Abstract

This interdisciplinary research explored how executives make decisions which shape their career trajectories and sustain their careers. We selected executives so that our sample would consist of decision-makers with sufficient capital resources to support a range of career choices. In our analysis we applied a recent framework of distributed interactive decision-making, which proposes that decisions are shared interactions between personal and contextual agents. We conducted 40 semi-structured interviews with executives who are MBA Alumni of a leading global business school to investigate how they made their career decisions. We conducted thematic analysis using NVivo qualitative analysis software to identify the decision-makers in each decision and their levels of agentic participation.
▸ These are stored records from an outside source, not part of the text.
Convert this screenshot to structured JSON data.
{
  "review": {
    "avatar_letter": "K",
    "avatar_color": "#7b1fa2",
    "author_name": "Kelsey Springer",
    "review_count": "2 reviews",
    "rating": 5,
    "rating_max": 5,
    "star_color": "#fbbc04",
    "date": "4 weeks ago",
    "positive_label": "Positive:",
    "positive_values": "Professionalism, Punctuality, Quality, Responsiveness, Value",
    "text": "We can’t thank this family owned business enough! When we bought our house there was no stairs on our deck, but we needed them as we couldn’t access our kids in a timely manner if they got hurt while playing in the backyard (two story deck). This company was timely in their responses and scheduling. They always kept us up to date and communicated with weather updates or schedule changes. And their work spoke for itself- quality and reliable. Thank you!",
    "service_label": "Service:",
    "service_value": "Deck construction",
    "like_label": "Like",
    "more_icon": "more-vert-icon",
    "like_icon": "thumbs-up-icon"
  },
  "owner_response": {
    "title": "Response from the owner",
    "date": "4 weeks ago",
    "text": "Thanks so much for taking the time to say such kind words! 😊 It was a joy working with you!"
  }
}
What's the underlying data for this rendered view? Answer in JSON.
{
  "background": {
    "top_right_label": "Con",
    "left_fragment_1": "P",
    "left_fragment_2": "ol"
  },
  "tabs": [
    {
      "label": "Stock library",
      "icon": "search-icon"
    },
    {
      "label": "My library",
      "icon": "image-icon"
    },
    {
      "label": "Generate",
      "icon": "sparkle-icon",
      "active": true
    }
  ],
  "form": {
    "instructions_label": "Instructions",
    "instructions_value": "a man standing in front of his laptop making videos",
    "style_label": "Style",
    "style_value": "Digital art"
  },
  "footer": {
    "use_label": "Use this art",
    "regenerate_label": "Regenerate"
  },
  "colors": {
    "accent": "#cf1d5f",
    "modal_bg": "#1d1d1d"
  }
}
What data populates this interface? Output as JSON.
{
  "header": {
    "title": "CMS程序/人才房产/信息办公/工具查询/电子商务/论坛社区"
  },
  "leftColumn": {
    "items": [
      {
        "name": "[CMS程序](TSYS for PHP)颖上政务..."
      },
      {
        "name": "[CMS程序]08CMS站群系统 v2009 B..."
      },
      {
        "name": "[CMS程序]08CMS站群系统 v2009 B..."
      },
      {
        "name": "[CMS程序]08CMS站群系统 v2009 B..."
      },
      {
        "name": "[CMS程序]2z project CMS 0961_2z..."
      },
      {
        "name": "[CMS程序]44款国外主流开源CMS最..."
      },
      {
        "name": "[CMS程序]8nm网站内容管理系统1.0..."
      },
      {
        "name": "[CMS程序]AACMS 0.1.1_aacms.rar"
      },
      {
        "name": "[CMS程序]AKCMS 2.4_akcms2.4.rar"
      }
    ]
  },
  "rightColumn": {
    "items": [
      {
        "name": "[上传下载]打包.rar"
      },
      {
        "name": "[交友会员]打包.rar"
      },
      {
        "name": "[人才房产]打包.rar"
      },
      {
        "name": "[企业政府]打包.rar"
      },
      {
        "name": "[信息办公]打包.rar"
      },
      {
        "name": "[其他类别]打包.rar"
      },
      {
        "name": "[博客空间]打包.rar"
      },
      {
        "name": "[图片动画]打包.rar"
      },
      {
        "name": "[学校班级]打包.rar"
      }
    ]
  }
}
Our results reveal that: (1) (a) executive career decision-making is distributed between the person and a range of active stakeholders in their career context, and (b) stakeholders along with influences together form a decision-making unit (DMU), whose composition changes according to the circumstances; (2) each member of the DMU may participate at a different level in each career decision, along an interactive continuum which ranges from proactive decision-making, driven by the individual, to reactive decision-making, driven by other decision-makers in the career context. These findings have implications for individuals, career counselors and human resource managers: we identify the DMU of various participants in career decisions and their level of active contribution to the decision outcomes, in order to develop sustainable career management strategies and processes. This is original interdisciplinary research, combining and applying recent theories of distributed decision-making for the first time in empirical research into sustainable careers.